Alors, Farandou ou Farandur ? A la suite de la prestation offerte, ce jeudi 5 mars sur RTL, par le récent PDG de la SNCF Jean-Pierre Farandou, la question se pose effectivement. Le cheminot-en-chef a lancé sa locomotive communicationnelle, et, à vrai dire, on était plus dans un TGV en vitesse de pointe que dans un omnibus de province.

Sur RTL, ce jeudi 5 mars, donc, ça commence Farandou-comme-un-agneau : l'amélioration du réseau, les regrets vis-à-vis d'un mouvement social qui a coûté 1 milliard à la société, les mesures face au coronavirus... Ça ressemble au tatatatoum d'un Corail alors que la verte campagne qui défile nous fait cligner des yeux.

Puis, LA question : "Comment voyez-vous la SNCF à dix ans ?" Démarrage diesel : le train c’est l’avenir, l’urgence écologique, tatatatoum. Et d'un coup, ça passe en mode Gabin dans la Bête humaine, accroché à la loco, clope au bec, casquette vissée sur la caboche, marcel noirci de suif et roulage de mécanique : « On a tout à gagner : je pense que les gens auront honte de prendre l’avion et seront très fiers de prendre le train, donc on aura une activité incroyable… » Tchouc-tchouc ! Pas vraiment un train de sénateur : du Farandur !

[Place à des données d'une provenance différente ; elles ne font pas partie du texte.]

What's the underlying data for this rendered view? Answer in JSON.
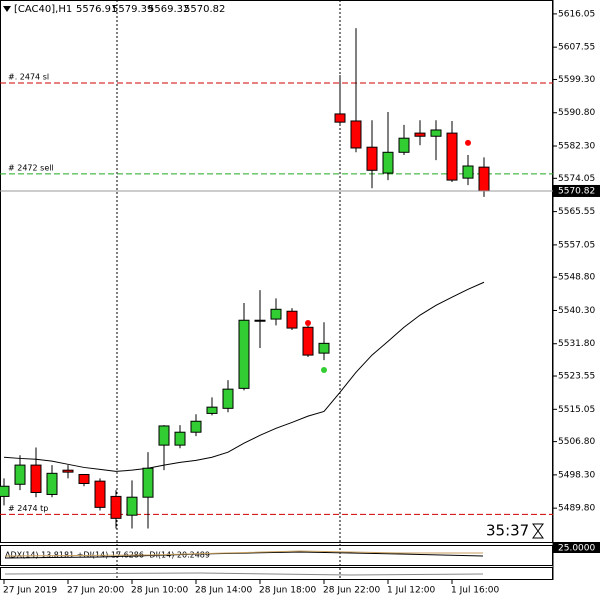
{
  "chart_data": {
    "type": "candlestick",
    "title": "[CAC40],H1",
    "categories": [
      "27 Jun 2019",
      null,
      null,
      null,
      "27 Jun 20:00",
      null,
      null,
      null,
      "28 Jun 10:00",
      null,
      null,
      null,
      "28 Jun 14:00",
      null,
      null,
      null,
      "28 Jun 18:00",
      null,
      null,
      null,
      "28 Jun 22:00",
      null,
      null,
      null,
      "1 Jul 12:00",
      null,
      null,
      null,
      "1 Jul 16:00",
      null,
      null
    ],
    "open": [
      5492.8,
      5495.9,
      5500.8,
      5493.3,
      5499.5,
      5498.4,
      5496.7,
      5492.8,
      5488.0,
      5492.6,
      5505.9,
      5505.9,
      5509.2,
      5514.0,
      5515.3,
      5520.4,
      5537.6,
      5538.1,
      5540.1,
      5536.0,
      5529.4,
      5590.5,
      5588.7,
      5582.0,
      5575.4,
      5580.7,
      5585.6,
      5584.8,
      5585.6,
      5574.1,
      5576.91
    ],
    "high": [
      5497.4,
      5503.3,
      5505.3,
      5500.8,
      5500.8,
      5497.4,
      5497.4,
      5494.4,
      5496.9,
      5504.1,
      5511.0,
      5511.0,
      5513.8,
      5518.1,
      5522.5,
      5542.2,
      5545.5,
      5543.4,
      5540.9,
      5537.3,
      5537.3,
      5600.4,
      5612.4,
      5588.9,
      5591.0,
      5587.7,
      5588.9,
      5588.9,
      5588.7,
      5580.0,
      5579.39
    ],
    "low": [
      5490.5,
      5494.4,
      5492.6,
      5492.6,
      5497.4,
      5495.4,
      5489.2,
      5484.6,
      5484.6,
      5484.6,
      5499.5,
      5505.1,
      5508.2,
      5513.5,
      5514.3,
      5519.9,
      5530.7,
      5536.5,
      5535.3,
      5528.4,
      5527.6,
      5587.7,
      5580.7,
      5571.5,
      5573.6,
      5580.0,
      5582.5,
      5578.7,
      5573.1,
      5572.3,
      5569.32
    ],
    "close": [
      5495.4,
      5500.8,
      5493.8,
      5498.7,
      5499.0,
      5496.1,
      5490.0,
      5487.2,
      5492.6,
      5500.0,
      5510.8,
      5509.2,
      5512.0,
      5515.6,
      5520.2,
      5537.8,
      5537.8,
      5540.6,
      5535.8,
      5528.9,
      5531.9,
      5588.4,
      5581.8,
      5576.1,
      5580.7,
      5584.3,
      5584.8,
      5586.4,
      5573.6,
      5577.2,
      5570.82
    ],
    "up_color": "#32cd32",
    "down_color": "#ff0000",
    "ma_values": [
      5502.8,
      5502.5,
      5502.3,
      5501.8,
      5501.0,
      5500.2,
      5499.7,
      5499.2,
      5499.5,
      5500.0,
      5500.8,
      5501.5,
      5502.0,
      5502.8,
      5504.1,
      5506.4,
      5508.4,
      5510.2,
      5511.7,
      5513.3,
      5514.5,
      5519.4,
      5524.5,
      5528.9,
      5532.4,
      5536.0,
      5539.1,
      5541.6,
      5543.7,
      5545.7,
      5547.5
    ],
    "ma_color": "#000000",
    "fractals_up": [
      null,
      null,
      null,
      null,
      null,
      null,
      null,
      null,
      null,
      null,
      null,
      null,
      null,
      null,
      null,
      null,
      null,
      null,
      null,
      5537.1,
      null,
      null,
      null,
      null,
      null,
      null,
      null,
      null,
      null,
      5583.1,
      null
    ],
    "fractals_down": [
      null,
      null,
      null,
      null,
      null,
      null,
      null,
      null,
      null,
      null,
      null,
      5507.2,
      null,
      null,
      null,
      null,
      null,
      null,
      null,
      null,
      5525.1,
      null,
      null,
      null,
      null,
      null,
      null,
      null,
      null,
      null,
      null
    ],
    "hlines": [
      {
        "value": 5598.4,
        "label": "#.  2474 sl",
        "color": "#d00000"
      },
      {
        "value": 5575.2,
        "label": "#  2472 sell",
        "color": "#22aa22"
      },
      {
        "value": 5488.2,
        "label": "#   2474 tp",
        "color": "#d00000"
      }
    ],
    "ylim": [
      5480.9,
      5619.6
    ],
    "yticks": [
      5616.05,
      5607.55,
      {
        "value": 5599.3,
        "label": "5599.30"
      },
      {
        "value": 5590.8,
        "label": "5590.80"
      },
      {
        "value": 5582.3,
        "label": "5582.30"
      },
      {
        "value": 5574.05,
        "label": "5574.05"
      },
      5565.55,
      5557.05,
      {
        "value": 5548.8,
        "label": "5548.80"
      },
      {
        "value": 5540.3,
        "label": "5540.30"
      },
      {
        "value": 5531.8,
        "label": "5531.80"
      },
      5523.55,
      5515.05,
      {
        "value": 5506.8,
        "label": "5506.80"
      },
      {
        "value": 5498.3,
        "label": "5498.30"
      },
      {
        "value": 5489.8,
        "label": "5489.80"
      }
    ],
    "countdown": "35:37",
    "adx_label": "ADX(14) 13.8181 +DI(14) 17.6286 -DI(14) 20.2489",
    "adx_level": "25.0000"
  }
}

Ben quoi ? On n’a pas fait de sondages, mais on a le sentiment que cette opinion-là est, vraisemblablement, largement partagée par nos concitoyens... Certes, l’énergie électrique utilisée par le ferroviaire n’est pas exempte de questions écologiques quand on vit dans un pays où celle-ci est à près de 70 % d’origine nucléaire... Mais quand même, quand y a pas de kérosène, on est plus zen…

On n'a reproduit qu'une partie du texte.